Eine Glocke steht auf dem ehemaligen Standort der Garnisonkirche in Potsdam (Quelle: imago/Philip Schilf)

Finanzierung für Potsdamer Bauwerk steht noch nicht - Garnisonkirche soll ab 2017 wieder aufgebaut werden

Fast die Hälfte der benötigten Millionen fehlt der Garnisonkirchenstiftung noch – trotzdem gibt die umstrittene Stiftung nun bekannt: Mit dem Wiederaufbau der 1945 zerstörten Kirche soll es 2017 losgehen. In diesem Jahr soll daher noch einmal kräftig geworben werden.

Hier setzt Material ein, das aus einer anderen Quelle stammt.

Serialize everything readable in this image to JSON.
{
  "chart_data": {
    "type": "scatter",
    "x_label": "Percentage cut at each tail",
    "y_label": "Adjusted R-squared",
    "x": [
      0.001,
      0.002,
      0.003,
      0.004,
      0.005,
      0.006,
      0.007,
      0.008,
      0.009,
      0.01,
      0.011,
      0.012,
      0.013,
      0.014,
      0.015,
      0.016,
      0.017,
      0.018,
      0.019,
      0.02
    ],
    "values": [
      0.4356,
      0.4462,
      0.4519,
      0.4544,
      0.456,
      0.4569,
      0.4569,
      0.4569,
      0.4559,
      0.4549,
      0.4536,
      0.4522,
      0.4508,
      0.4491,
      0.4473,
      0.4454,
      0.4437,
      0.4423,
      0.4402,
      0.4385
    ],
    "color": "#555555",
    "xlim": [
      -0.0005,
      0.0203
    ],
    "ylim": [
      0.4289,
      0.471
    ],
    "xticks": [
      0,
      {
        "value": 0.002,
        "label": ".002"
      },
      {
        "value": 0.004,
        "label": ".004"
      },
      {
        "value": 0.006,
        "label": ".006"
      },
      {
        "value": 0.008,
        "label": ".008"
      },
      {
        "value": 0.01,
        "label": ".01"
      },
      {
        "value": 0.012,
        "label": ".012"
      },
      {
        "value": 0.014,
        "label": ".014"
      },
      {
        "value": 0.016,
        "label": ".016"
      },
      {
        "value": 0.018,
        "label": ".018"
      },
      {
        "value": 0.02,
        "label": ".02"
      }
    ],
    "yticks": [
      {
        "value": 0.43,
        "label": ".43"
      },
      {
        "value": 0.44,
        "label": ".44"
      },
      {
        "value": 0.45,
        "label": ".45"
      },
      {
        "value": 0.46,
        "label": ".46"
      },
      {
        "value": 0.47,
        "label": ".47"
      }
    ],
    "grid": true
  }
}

Nach derzeitiger Planung soll der Wiederaufbau der Potsdamer Garnisonkirche im kommenden Jahr beginnen. Der Baubeginn werde für das 2017 angestrebt, erklärte die Fördergesellschaft. Zeitlichen Druck mache den Förderern dabei die brandenburgische Bauordnung: Danach müsse mit dem Bau spätestens 2018 begonnen worden sein, 2020 soll die wiederaufgebaute Kirche stehen, so der Vorsitzende der Fördergesellschaft, Matthias Dombert am Montag.

Von den kalkulierten knapp 38 Millionen Euro veranschlagten Kosten seien bisher rund 6,6 Millionen Euro eingegangen und bereits zu großen Teilen für die Planung eingesetzt worden, hieß es. Weitere rund 2,4 Millionen Euro stünden von Förderern und Unterstützern in Aussicht. Der Bund habe 12 Millionen Euro zugesagt, die allerdings erst ab Baubeginn zur Verfügung stünden.

17 Millionen Euro fehlen

Somit fehlen 17 Millionen Euro, die durch verstärkte Öffentlichkeitsarbeit eingeworben werden sollen. Neben dem Schwerpunkt der Einwerbung von weiteren Finanzmitteln soll das Bauvorhaben in diesem Jahr mit einem Modell der Garnisonkirche besser präsentiert werden. Im Mittelpunkt soll dabei die in 57 Metern Höhe des Kirchturms geplante Aussichtsplattform stehen. Als einzige in ihrer Umgebung soll sie barrierefrei zugänglich sein.

Ein besonderer Höhepunkt soll ein für den 11. September geplanter Gottesdienst werden, der als ZDF-Fernsehgottesdienst live vom Baufeld der Garnisonkirche übertragen werden soll.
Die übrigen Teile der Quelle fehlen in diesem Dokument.